La estatua se agitaba, allá arriba.

—Bueno, ¿para qué se me ha llamado? ¿Solo para decirme que mi voz no es bonita?

—Siempre gusta saludar a los viejos amigos, y más en lugares llenos de recuerdos comunes. Sin embargo, este no fue el motivo. Venía a pedirle que cenásemos juntos. Pero, si insiste en mentir, marcharé sin hacerlo.

—¡Yo soy la verdad misma!

—Pero no está en el cielo.

—El cielo, para mí, es esta estatua solemne en que me siento perfectamente retratado.

—Pero pertenece a la jurisdicción de los infiernos.

—Admitido, pero con trato excepcional. Y la razón de por qué estoy aquí no está muy clara. Hubo un error. Cuando quise entrar en el cielo, me lo impidieron porque, según ellos, llegaba disfrazado. ¡Ya ves! ¡Yo, que nunca me he vestido más que de mí mismo!

—¿Y lo pasa bien ahí arriba?

—Me aburro mucho. Me han destinado a este sitio desde que lo construyeron, y aquí no hay ningún esparcimiento. Además, las golondrinas me ensucian las narices y los niños se ríen de mi postura. Luego, ¡es tan frío este mármol! Tengo reúma articular aguda.

—¿Le gustaría una breve licencia?

—¡Aunque no fuese más que un estirón de piernas…!

—Entonces, vaya a mi casa esta noche. Doy una cena a los amigos, y usted ha sido uno de ellos. Y, si el permiso le da tiempo, podemos organizar una partida de siete y media, que es lo que a usted le gusta.

—¡Una partida de siete y media…! ¿Y qué nos jugaríamos? Porque yo no tengo nada…

—Yo, en cambio, tengo la vida. ¡Imagínese que llega al infierno con mi alma en el bolsillo! ¿No cree que se lo agradecerían?

—Quizá, pero no estoy seguro. De la gente del infierno no puede uno fiarse…

—Entonces, está en el lugar que le corresponde. Quedamos en que a las diez. Pero con una condición. Pregunte al cielo, de mi parte, cuándo voy a morir.

El Comendador se estremeció.

—¿Sabes lo que me propones, muchacho? ¡Es una ofensa a Dios!

—Ya no soy un muchacho, y sé perfectamente que es una ofensa. Pero no creo que le asuste, a usted, que se ha pasado la vida ofendiéndole.

—Lo hacía de otra manera, con disimulo. Yo guardaba las formas.

—Pues sígalas guardando, y revístase de toda su solemnidad para interrogar de mi parte al Señor de la vida y de la muerte.

El Comendador se inclinó hacia Don Juan.

—Pero ¿te importa tanto saberlo? ¿No te das cuenta de que el resto de tu vida lo pasarás muy mal? ¡La vida es soportable porque no sabemos cuándo vamos a morir y porque llegamos a olvidar que moriremos!

—No lo he olvidado nunca.

—Supón que el cielo me niega la respuesta.

—Cuento con ello, pero no importa.

La estatua llevó una mano a la cabeza, y se la rascó.

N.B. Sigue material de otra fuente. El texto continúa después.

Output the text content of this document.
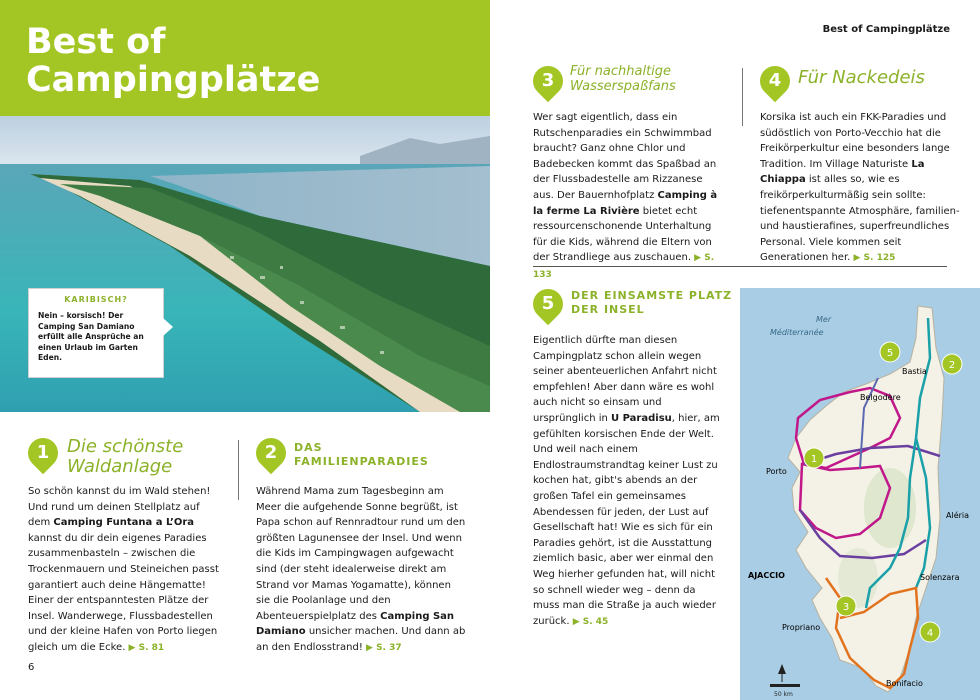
Best of
Campingplätze
KARIBISCH?
Nein – korsisch! Der Camping San Damiano erfüllt alle Ansprüche an einen Urlaub im Garten Eden.
1 Die schönste
Waldanlage
So schön kannst du im Wald stehen! Und rund um deinen Stellplatz auf dem Camping Funtana a L’Ora kannst du dir dein eigenes Paradies zusammenbasteln – zwischen die Trockenmauern und Steineichen passt garantiert auch deine Hängematte! Einer der entspanntesten Plätze der Insel. Wanderwege, Flussbadestellen und der kleine Hafen von Porto liegen gleich um die Ecke. ▶ S. 81
2	DAS
FAMILIENPARADIES
Während Mama zum Tagesbeginn am Meer die aufgehende Sonne begrüßt, ist Papa schon auf Rennradtour rund um den größten Lagunensee der Insel. Und wenn die Kids im Campingwagen aufgewacht sind (der steht idealerweise direkt am Strand vor Mamas Yogamatte), können sie die Poolanlage und den Abenteuerspielplatz des Camping San Damiano unsicher machen. Und dann ab an den Endlosstrand! ▶ S. 37
6
Best of Campingplätze
3	Für nachhaltige
Wasserspaßfans
Wer sagt eigentlich, dass ein Rutschenparadies ein Schwimmbad braucht? Ganz ohne Chlor und Badebecken kommt das Spaßbad an der Flussbadestelle am Rizzanese aus. Der Bauernhofplatz Camping à la ferme La Rivière bietet echt ressourcenschonende Unterhaltung für die Kids, während die Eltern von der Strandliege aus zuschauen. ▶ S. 133
4 Für Nackedeis
Korsika ist auch ein FKK-Paradies und südöstlich von Porto-Vecchio hat die Freikörperkultur eine besonders lange Tradition. Im Village Naturiste La Chiappa ist alles so, wie es freikörperkulturmäßig sein sollte: tiefenentspannte Atmosphäre, familien- und haustierafines, superfreundliches Personal. Viele kommen seit Generationen her. ▶ S. 125
5	DER EINSAMSTE PLATZ
DER INSEL
Eigentlich dürfte man diesen Campingplatz schon allein wegen seiner abenteuerlichen Anfahrt nicht empfehlen! Aber dann wäre es wohl auch nicht so einsam und ursprünglich in U Paradisu, hier, am gefühlten korsischen Ende der Welt. Und weil nach einem Endlostraumstrandtag keiner Lust zu kochen hat, gibt's abends an der großen Tafel ein gemeinsames Abendessen für jeden, der Lust auf Gesellschaft hat! Wie es sich für ein Paradies gehört, ist die Ausstattung ziemlich basic, aber wer einmal den Weg hierher gefunden hat, will nicht so schnell wieder weg – denn da muss man die Straße ja auch wieder zurück. ▶ S. 45
Mer
Méditerranée
Bastia
Belgodère
Porto
Aléria
AJACCIO	Solenzara
Propriano
Bonifacio
5
2
1
3
4
50 km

—¿Sabes que no te entiendo?

—Si me hubiera entendido a tiempo, no estaría usted ahora donde está. Ande. Vaya a arreglar los trámites y no olvide el encargo. Y, ya sabe: en mi casa a las diez.

Poco a poco, la estatua recobró la postura violenta y quieta. De pronto, dijo:

—Estoy como si me faltase algo.

Leporello le respondió:

—El sombrero. No se preocupe. Se lo echaré.

—Pero ¿no se rompió al caer?

Leporello envió el sombrero por el aire. El Comendador lo recogió.

—Así, ya es otra cosa. Un caballero, sin su chambergo, parece menos caballero.

Quedó definitivamente quieto. Don Juan y Leporello reían. El telón cayó sobre sus risas.